5. 前記化合物が前記ペプチドまたは前記ペプチド模倣物の改変型である、請求項１、２、３または４のいずれかに記載の使用のための化合物。
6. 前記化合物が、前記ペプチドまたはペプチド模倣物のペグ化型、ヘシル化型、パシル化型、ミリストイル化型、グリコシル化型および／または環状型である、請求項５に記載の使用のための化合物。

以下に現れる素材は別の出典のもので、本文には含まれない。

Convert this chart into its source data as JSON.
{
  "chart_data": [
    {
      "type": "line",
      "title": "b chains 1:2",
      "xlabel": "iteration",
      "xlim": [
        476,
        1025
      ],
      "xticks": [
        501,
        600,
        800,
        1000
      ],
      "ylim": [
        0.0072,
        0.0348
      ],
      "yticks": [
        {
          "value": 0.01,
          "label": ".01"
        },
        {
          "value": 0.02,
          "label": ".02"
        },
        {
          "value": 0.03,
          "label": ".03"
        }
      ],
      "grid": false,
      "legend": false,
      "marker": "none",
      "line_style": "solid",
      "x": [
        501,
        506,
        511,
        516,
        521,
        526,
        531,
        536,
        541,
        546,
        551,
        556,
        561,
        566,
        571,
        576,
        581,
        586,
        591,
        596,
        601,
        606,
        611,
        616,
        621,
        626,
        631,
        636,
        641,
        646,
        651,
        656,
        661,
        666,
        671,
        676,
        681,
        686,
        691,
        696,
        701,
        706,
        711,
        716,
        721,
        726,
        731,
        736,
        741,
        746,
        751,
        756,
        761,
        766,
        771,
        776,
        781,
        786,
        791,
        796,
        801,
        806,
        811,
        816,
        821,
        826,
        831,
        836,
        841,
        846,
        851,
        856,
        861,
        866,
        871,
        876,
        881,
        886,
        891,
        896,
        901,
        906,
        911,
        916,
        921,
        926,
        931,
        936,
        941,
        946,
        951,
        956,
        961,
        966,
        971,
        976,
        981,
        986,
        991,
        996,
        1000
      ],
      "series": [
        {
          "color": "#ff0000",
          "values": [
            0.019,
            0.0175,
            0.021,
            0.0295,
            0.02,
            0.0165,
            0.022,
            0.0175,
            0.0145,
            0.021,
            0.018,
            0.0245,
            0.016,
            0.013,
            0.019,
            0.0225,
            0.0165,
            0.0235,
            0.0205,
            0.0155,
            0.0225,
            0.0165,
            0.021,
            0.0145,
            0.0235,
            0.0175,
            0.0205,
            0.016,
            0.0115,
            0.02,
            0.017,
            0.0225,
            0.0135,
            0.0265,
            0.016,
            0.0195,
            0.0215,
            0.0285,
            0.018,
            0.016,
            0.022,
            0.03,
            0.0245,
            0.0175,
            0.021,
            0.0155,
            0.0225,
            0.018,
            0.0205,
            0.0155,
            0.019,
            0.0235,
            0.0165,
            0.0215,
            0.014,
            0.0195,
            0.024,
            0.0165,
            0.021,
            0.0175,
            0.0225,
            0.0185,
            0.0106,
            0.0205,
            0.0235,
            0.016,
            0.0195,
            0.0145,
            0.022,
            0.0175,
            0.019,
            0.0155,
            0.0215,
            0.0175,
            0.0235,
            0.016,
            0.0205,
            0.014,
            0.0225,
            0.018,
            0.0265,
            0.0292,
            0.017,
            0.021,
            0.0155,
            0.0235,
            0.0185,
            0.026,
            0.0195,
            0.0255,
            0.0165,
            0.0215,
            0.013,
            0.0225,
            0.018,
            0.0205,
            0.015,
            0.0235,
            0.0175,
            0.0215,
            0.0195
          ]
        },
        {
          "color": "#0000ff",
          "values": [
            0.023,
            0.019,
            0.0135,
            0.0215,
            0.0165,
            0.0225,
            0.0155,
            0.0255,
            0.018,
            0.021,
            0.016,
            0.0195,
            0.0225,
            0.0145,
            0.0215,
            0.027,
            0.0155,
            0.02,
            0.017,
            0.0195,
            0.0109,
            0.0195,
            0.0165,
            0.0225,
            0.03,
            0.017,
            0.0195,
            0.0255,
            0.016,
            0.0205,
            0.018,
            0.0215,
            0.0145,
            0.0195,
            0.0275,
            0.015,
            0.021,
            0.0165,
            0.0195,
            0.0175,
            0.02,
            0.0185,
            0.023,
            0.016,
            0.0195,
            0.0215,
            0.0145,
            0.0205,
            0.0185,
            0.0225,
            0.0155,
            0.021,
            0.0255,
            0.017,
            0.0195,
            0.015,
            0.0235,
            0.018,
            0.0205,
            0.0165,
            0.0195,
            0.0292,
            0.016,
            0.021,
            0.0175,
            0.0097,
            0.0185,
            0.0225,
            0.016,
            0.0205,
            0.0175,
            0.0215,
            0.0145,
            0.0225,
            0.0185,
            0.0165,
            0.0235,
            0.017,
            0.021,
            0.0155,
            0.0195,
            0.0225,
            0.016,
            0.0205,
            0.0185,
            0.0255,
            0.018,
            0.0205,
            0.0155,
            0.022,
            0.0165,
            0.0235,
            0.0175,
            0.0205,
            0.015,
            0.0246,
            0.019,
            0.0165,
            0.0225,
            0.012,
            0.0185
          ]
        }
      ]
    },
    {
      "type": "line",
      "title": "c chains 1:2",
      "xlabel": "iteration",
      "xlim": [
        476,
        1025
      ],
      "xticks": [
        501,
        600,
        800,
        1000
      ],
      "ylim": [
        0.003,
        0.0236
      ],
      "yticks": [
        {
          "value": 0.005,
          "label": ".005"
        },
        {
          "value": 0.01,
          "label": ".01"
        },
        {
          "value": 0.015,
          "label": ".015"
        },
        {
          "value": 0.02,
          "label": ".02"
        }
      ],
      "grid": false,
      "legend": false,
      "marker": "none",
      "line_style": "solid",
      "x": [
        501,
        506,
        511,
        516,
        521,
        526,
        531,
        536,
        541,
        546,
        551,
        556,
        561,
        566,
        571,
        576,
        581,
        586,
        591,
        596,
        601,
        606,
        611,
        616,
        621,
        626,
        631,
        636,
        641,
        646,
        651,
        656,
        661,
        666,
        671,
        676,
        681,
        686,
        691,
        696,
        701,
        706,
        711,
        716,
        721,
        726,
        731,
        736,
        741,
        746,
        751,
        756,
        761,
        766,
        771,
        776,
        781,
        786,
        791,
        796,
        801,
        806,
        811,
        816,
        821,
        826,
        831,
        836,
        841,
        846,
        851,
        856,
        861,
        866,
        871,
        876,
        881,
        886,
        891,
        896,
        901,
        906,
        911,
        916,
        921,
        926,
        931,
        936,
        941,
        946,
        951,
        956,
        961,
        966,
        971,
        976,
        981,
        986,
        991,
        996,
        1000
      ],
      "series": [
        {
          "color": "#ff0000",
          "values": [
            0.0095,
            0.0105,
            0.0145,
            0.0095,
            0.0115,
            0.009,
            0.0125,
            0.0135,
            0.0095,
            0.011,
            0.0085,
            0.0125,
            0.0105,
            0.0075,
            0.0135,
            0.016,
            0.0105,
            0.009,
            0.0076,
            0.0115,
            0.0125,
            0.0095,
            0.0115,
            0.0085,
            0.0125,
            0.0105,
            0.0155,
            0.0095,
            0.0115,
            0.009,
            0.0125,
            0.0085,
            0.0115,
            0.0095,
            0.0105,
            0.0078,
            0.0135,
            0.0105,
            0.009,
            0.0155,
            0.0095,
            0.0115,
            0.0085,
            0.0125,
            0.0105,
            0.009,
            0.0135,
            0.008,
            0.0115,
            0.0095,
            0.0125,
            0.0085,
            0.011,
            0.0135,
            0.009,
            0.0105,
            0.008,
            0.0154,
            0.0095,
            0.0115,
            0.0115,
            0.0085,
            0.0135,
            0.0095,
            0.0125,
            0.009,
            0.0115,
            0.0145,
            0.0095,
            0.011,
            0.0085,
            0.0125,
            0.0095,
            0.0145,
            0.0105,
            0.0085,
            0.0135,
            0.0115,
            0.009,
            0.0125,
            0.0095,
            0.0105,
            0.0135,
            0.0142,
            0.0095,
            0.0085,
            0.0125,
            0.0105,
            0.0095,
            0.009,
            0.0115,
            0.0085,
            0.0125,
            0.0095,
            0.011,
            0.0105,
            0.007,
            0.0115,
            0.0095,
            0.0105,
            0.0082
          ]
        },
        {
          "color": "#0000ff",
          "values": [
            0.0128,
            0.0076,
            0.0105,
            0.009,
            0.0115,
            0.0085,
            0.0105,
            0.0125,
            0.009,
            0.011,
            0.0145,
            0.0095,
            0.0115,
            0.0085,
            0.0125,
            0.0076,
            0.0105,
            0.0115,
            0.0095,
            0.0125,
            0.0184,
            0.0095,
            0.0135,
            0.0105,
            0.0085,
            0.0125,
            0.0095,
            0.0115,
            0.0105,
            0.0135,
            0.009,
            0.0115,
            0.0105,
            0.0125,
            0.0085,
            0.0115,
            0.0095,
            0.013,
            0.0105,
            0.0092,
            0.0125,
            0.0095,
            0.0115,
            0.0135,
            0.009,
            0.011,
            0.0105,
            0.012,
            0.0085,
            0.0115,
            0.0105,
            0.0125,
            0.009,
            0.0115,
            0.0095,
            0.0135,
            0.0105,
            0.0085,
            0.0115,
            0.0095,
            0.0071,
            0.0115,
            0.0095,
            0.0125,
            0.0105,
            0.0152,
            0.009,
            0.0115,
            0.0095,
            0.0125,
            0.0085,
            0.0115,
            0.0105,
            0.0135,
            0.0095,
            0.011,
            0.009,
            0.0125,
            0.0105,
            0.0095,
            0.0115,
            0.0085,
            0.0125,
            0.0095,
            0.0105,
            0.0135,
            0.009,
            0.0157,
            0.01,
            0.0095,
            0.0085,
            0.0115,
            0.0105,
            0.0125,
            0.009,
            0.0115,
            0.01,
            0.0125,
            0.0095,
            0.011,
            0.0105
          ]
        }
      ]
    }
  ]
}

7. 化合物が経口投与用に、経鼻投与用にまたは皮下投与用に製剤化されている、請求項１、２、３、４または５のいずれかに記載の使用のための化合物。
8. 前記膵癌が転移をまだ形成していない、請求項１、２、３、４、５、６または７のいずれかに記載の使用のための化合物。
9. 前記膵癌が転移を既に形成している、請求項１、２、３、４、５、６または７のいずれかに記載の使用のための化合物。
10. 前記膵癌が、対癌米国合同委員会の癌病期分類システムのＴＮＭ解剖学的／予後群システムに従ってステージＩＶと分類できる、請求項１、２、３、４、５、６または７のいずれかに記載の使用のための化合物。
11. 膵癌が膵外分泌癌または膵内分泌癌である、請求項８、９または１０のいずれかに記載の使用のための化合物。